John M, Lyne Meads, UK
This means a great deal to me and my family. My maternal Grandmother had four brothers killed in WWI, three of them on the same day, the 1st July 1916 - the infamous First Day on the Somme. As to whether this was a just war in the same way as WWII I am not in any position to judge but we must never forget the Lost Generation.
Andy, Figheldean, UK
My grandfather was in the Royal Army Medical Corps, in 1914 -1918. He never talked about it. He was shot three times, whilst carrying out stretcher duties, recovering German and BFI infantry. He said to me when I joined the Royal Navy in 1963, "Your greatest for is not the soldier trying to kill you, it's your own General trying to get you shot for a yard of land."
Jim Evans, Brighton, UK
My grandfather was 17 - and lied about his age - when he signed up. He wouldn't marry my grandmother before he went to France "because there will be too many widows after it". He was in the horse artillery; he was wounded and returned to England to recover. You would normally stay in England and train others after that but he was mistakenly posted back to France, he pointed out the mistake and was given the option of staying in England. He choose to return "because if I didn't I would get an envelope of white feathers". He wrote to my grandmother every week.

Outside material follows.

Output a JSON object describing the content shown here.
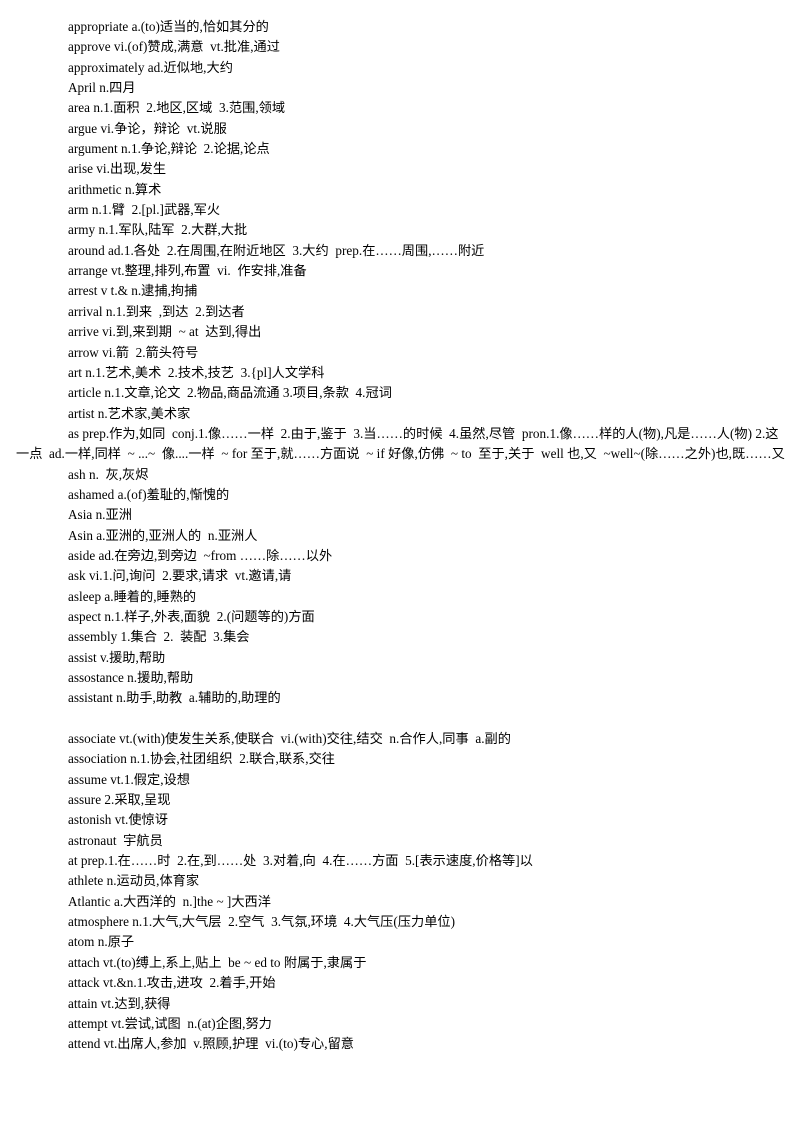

We still have the letters, some in beautiful lace envelopes, complete with censors marks. They are lovingly referred to as "Granddad's French Letters" by the family. When he returned after the war he married my Grandmother and they stayed married, having two children, until she died at the age of 98, he died at 99, two months short of his 100th birthday. I still have his medals - alongside my fathers from the second world war.